The authors evaluate different prompting and voting strategies for an evaluator agent, measuring performance across instruction clarity and unit test alignment. Results indicate that incorporating examples consistently improves clarity scores, while adding ground truth patches alongside examples yields the highest alignment performance. Different model and voting configurations reveal trade-offs between interaction efficiency and evaluation accuracy. Incorporating examples into the evaluation strategy significantly boosts instruction clarity metrics. Adding ground truth patches alongside examples further enhances unit test alignment performance. Different model and voting configurations demonstrate varying trade-offs between interaction efficiency and evaluation accuracy.
The the the table presents threshold-conditioned average unit-test scores for five evaluator prompt versions. Prompt v4 exhibits the strongest filtering quality at moderate thresholds, while prompt v5 achieves the highest score at the strictest threshold but with a significantly reduced number of retained samples. Prompt v4 maintains the strongest filtering quality at moderate thresholds. Prompt v5 yields the highest score at the strictest threshold but relies on a very small sample size. Stricter thresholds result in a substantial drop in the number of qualifying samples across all versions.

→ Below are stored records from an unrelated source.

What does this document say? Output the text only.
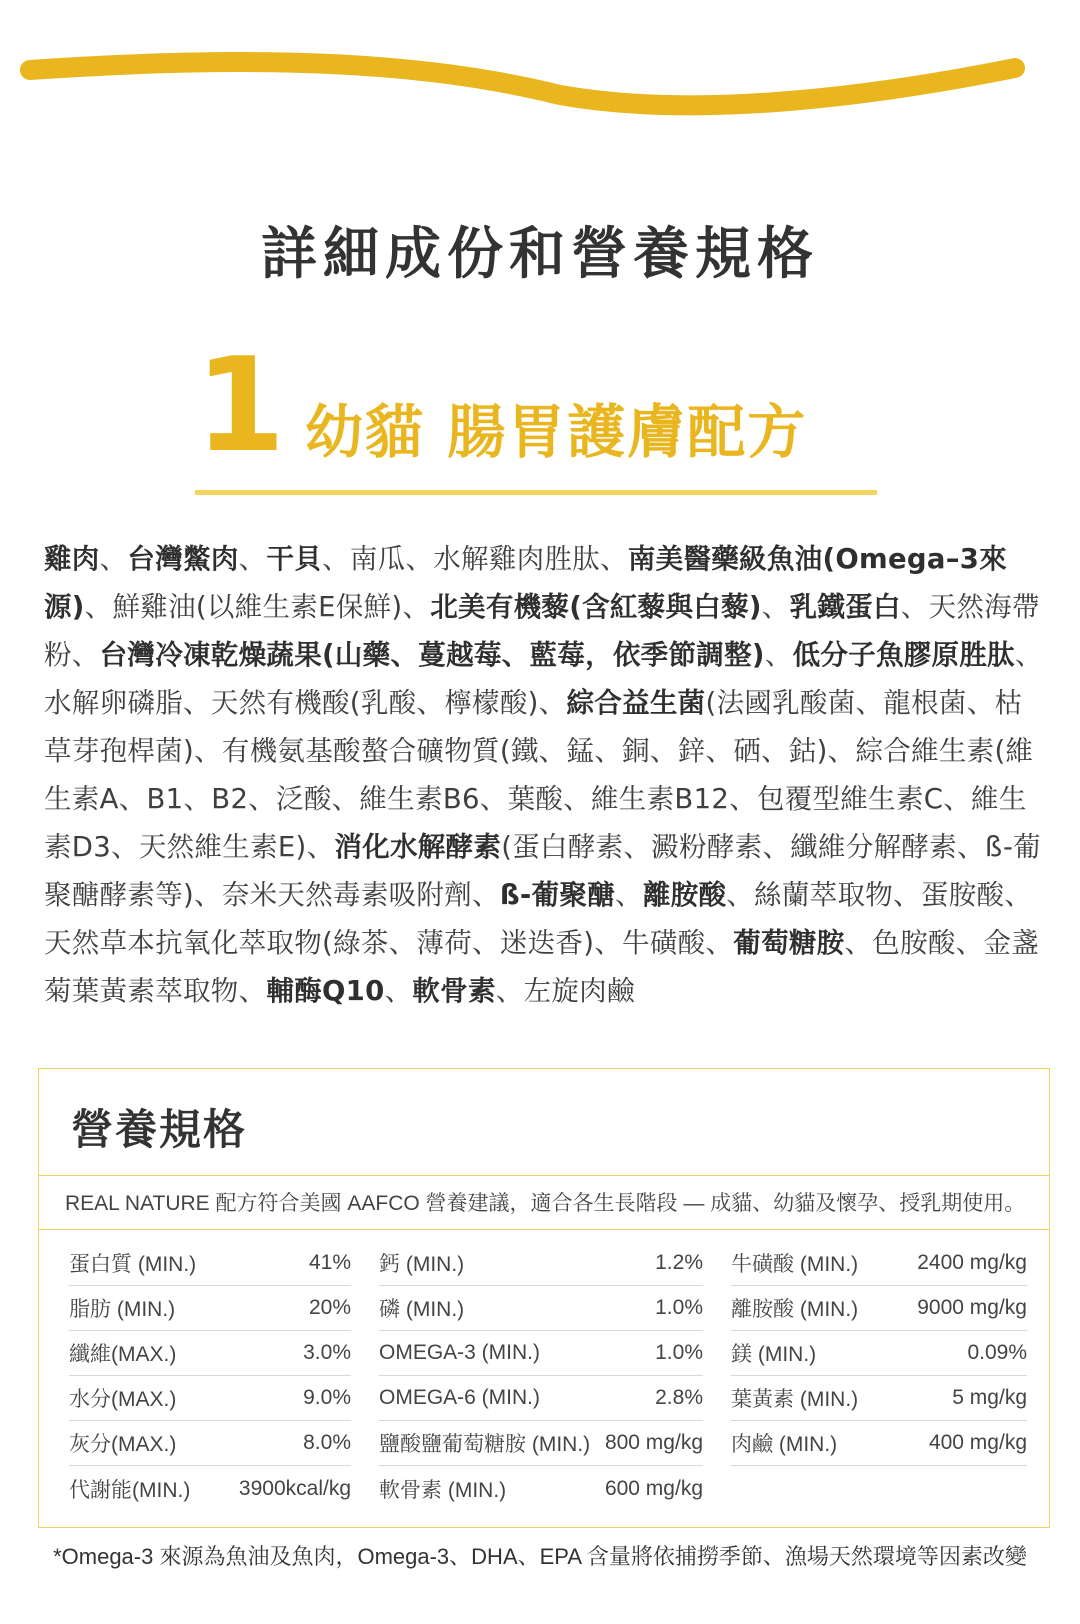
詳細成份和營養規格
1 幼貓 腸胃護膚配方
雞肉、台灣鱉肉、干貝、南瓜、水解雞肉胜肽、南美醫藥級魚油(Omega–3來源)、鮮雞油(以維生素E保鮮)、北美有機藜(含紅藜與白藜)、乳鐵蛋白、天然海帶粉、台灣冷凍乾燥蔬果(山藥、蔓越莓、藍莓，依季節調整)、低分子魚膠原胜肽、水解卵磷脂、天然有機酸(乳酸、檸檬酸)、綜合益生菌(法國乳酸菌、龍根菌、枯草芽孢桿菌)、有機氨基酸螯合礦物質(鐵、錳、銅、鋅、硒、鈷)、綜合維生素(維生素A、B1、B2、泛酸、維生素B6、葉酸、維生素B12、包覆型維生素C、維生素D3、天然維生素E)、消化水解酵素(蛋白酵素、澱粉酵素、纖維分解酵素、ß-葡聚醣酵素等)、奈米天然毒素吸附劑、ß-葡聚醣、離胺酸、絲蘭萃取物、蛋胺酸、天然草本抗氧化萃取物(綠茶、薄荷、迷迭香)、牛磺酸、葡萄糖胺、色胺酸、金盞菊葉黃素萃取物、輔酶Q10、軟骨素、左旋肉鹼
營養規格
REAL NATURE 配方符合美國 AAFCO 營養建議，適合各生長階段 — 成貓、幼貓及懷孕、授乳期使用。
蛋白質 (MIN.)	41%
脂肪 (MIN.)	20%
纖維(MAX.)	3.0%
水分(MAX.)	9.0%
灰分(MAX.)	8.0%
代謝能(MIN.) 3900kcal/kg
鈣 (MIN.)	1.2%
磷 (MIN.)	1.0%
OMEGA-3 (MIN.)	1.0%
OMEGA-6 (MIN.)	2.8%
鹽酸鹽葡萄糖胺 (MIN.) 800 mg/kg
軟骨素 (MIN.)	600 mg/kg
牛磺酸 (MIN.)	2400 mg/kg
離胺酸 (MIN.)	9000 mg/kg
鎂 (MIN.)	0.09%
葉黃素 (MIN.)	5 mg/kg
肉鹼 (MIN.)	400 mg/kg
*Omega-3 來源為魚油及魚肉，Omega-3、DHA、EPA 含量將依捕撈季節、漁場天然環境等因素改變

The experiments evaluate a modified model variant across SWE-Bench tasks, iteratively refine evaluation prompts to test automated assessment reliability, and analyze user feedback to validate output completeness. Testing demonstrates that the modified variant significantly enhances code resolution and robustness while minimizing shortcut-driven hacking behaviors. Iterative prompt refinement reveals that moderately detailed instructions paired with concrete examples and ground truth patches optimally balance instruction clarity, unit test alignment, and filtering quality, whereas overly prescriptive rules or excessively strict thresholds ultimately degrade performance by restricting viable outputs. Collectively, these findings highlight that task success does not guarantee completeness, as omission-related gaps frequently persist, and underscore the importance of balancing evaluation granularity with model compliance to maintain both accuracy and practical utility.